The analysis of published literature and our own experience has convinced us that the overall longer-term clinical outcomes after ACDF and TDR in the general patient population are not significantly different in terms of symptomatic improvement, neurological improvement, and restoration to better quality of life. Total disc arthroplasty, however, definitely affords a quicker recovery that may translate to an overall reduced consumption of narcotic pain medication and quicker return to work. Patient age and single- versus two-level disease may both affect the outcomes and hence determine the choice of optimum procedure. Preliminary data indicated that total disc replacement may provide better outcomes for two-level disease, although larger populations may need to be studied for a prolonged follow-up to statistically establish this theory.
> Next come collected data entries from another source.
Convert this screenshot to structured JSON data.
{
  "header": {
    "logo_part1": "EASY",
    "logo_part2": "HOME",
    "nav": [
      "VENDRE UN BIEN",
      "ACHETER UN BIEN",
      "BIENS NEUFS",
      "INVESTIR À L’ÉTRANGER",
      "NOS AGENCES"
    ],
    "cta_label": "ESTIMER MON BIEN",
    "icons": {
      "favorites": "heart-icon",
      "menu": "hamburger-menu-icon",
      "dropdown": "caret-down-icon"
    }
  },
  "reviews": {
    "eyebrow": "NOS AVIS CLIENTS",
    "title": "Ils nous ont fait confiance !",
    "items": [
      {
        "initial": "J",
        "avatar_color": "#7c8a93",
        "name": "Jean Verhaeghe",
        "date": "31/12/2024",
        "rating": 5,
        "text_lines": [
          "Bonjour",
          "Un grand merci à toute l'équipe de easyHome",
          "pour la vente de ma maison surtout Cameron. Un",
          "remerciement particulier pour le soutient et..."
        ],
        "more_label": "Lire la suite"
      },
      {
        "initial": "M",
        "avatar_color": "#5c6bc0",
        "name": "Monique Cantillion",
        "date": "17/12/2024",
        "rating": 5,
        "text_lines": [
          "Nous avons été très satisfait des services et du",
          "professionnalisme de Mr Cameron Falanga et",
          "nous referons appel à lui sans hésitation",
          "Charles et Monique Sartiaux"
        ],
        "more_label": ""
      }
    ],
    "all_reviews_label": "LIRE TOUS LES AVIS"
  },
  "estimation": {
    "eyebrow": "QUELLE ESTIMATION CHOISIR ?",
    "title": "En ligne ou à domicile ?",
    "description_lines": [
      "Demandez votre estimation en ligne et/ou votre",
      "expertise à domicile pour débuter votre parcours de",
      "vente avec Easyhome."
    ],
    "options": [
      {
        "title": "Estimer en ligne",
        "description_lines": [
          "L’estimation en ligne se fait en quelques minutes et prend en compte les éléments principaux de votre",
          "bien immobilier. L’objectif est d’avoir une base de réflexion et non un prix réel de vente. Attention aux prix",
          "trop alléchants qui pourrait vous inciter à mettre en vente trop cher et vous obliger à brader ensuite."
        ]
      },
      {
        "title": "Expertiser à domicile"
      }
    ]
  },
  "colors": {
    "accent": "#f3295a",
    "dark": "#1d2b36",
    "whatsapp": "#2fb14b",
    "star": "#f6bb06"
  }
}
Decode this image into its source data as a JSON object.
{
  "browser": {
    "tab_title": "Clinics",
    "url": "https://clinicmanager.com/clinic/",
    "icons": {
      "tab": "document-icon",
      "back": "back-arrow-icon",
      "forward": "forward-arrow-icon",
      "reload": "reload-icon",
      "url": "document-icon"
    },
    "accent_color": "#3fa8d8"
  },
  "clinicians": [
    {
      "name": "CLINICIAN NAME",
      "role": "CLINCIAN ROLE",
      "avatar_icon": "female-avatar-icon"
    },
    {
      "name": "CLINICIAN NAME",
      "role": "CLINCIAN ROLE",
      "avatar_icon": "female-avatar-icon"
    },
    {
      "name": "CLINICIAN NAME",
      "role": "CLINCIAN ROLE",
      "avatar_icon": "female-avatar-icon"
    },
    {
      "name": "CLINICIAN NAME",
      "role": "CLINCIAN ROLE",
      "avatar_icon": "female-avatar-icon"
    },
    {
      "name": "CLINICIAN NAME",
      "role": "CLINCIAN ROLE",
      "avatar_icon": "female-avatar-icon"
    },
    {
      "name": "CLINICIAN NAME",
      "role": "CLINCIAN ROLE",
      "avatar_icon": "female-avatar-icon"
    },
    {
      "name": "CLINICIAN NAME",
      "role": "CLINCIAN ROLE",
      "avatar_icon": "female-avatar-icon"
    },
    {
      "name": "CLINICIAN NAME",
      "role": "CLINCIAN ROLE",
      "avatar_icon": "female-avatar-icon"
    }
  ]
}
To definitely assess the incidence of ASD, standard criteria should unanimously be agreed upon. In our opinion, just radiographic analysis without taking into account the clinical picture of the patient cannot be judged as sufficient to assess ASD. Additionally in this age of sophisticated imaging technology, plain radiographs should definitely be supplemented with computed tomography and/or magnetic resonance imaging to study the radiographic degeneration process at the adjacent segments. Hilibrand's criteria, as established more than a decade ago, still continue to be the most universally accepted and clinically relevant for establishing the ASD and are invaluable for any unbiased analysis involving ASD.